HTC One i Sony Xperia Z to produkty klasy premium w pełnym tego słowa znaczeniu. Są wydajne, ale także świetnie wykonane i mają eleganckie wzornictwo. Producenci dołożyli wszelkich starań, by nabywcy czuli, że używają urządzeń luksusowych. Galaxy S4 wygląda przy nich jak średniej klasy smartfon z Państwa Środka. Nie dlatego, że jest wykonany niestarannie - w tej kwestii nie można mieć zastrzeżeń. Chodzi o to, że Samsung konsekwentnie pakuje telefony w przeciętnej klasy tworzywo, które połyskuje jak sukienki dziewcząt na podmiejskich potańcówkach i na kilometr krzyczy: "producent zapłacił za mnie 4 dolary za kilogram!".

Obraz

Więcej, S4 na pierwszy rzut oka trudno odróżnić od S III, który według mnie nie jest dziełem mistrzów wzornictwa (choć brzydki też nie jest).  Nie przekonuje mnie tłumaczenie Samsunga, że taką a nie inną konstrukcję obudowy wymusza ogromny popyt na flagowy model Galaxy. Apple, z którym Samsung bezpośrednio rywalizuje potrafiło pogodzić duży wolumen sprzedaży z wysoką jakością wykonania.
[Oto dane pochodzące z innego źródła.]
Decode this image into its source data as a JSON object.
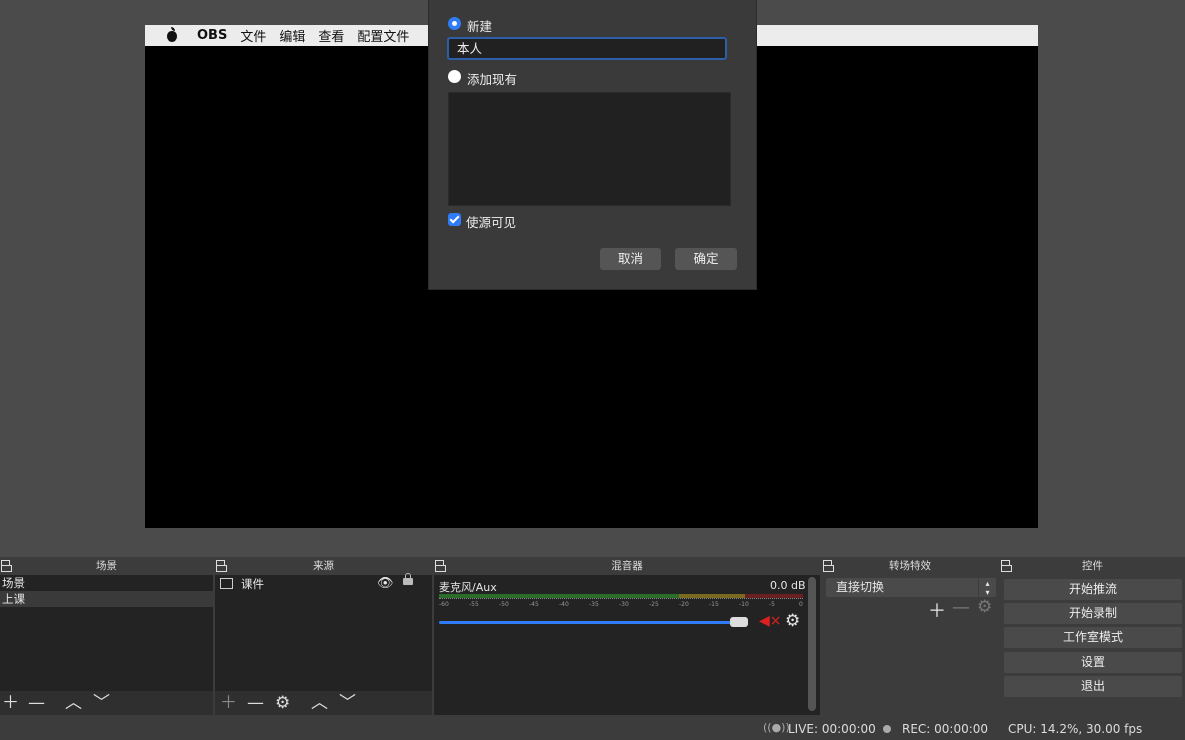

Trochę się czepiam, ale od lidera segmentu z dużymi ambicjami mamy prawo dużo oczekiwać. Trzeba jednak przyznać, że poza tym co na zewnątrz, trudno doszukać się w urządzeniu słabych punktów.

Czekam na egzemplarz do testów i pierwsze informacje o rekordach sprzedaży.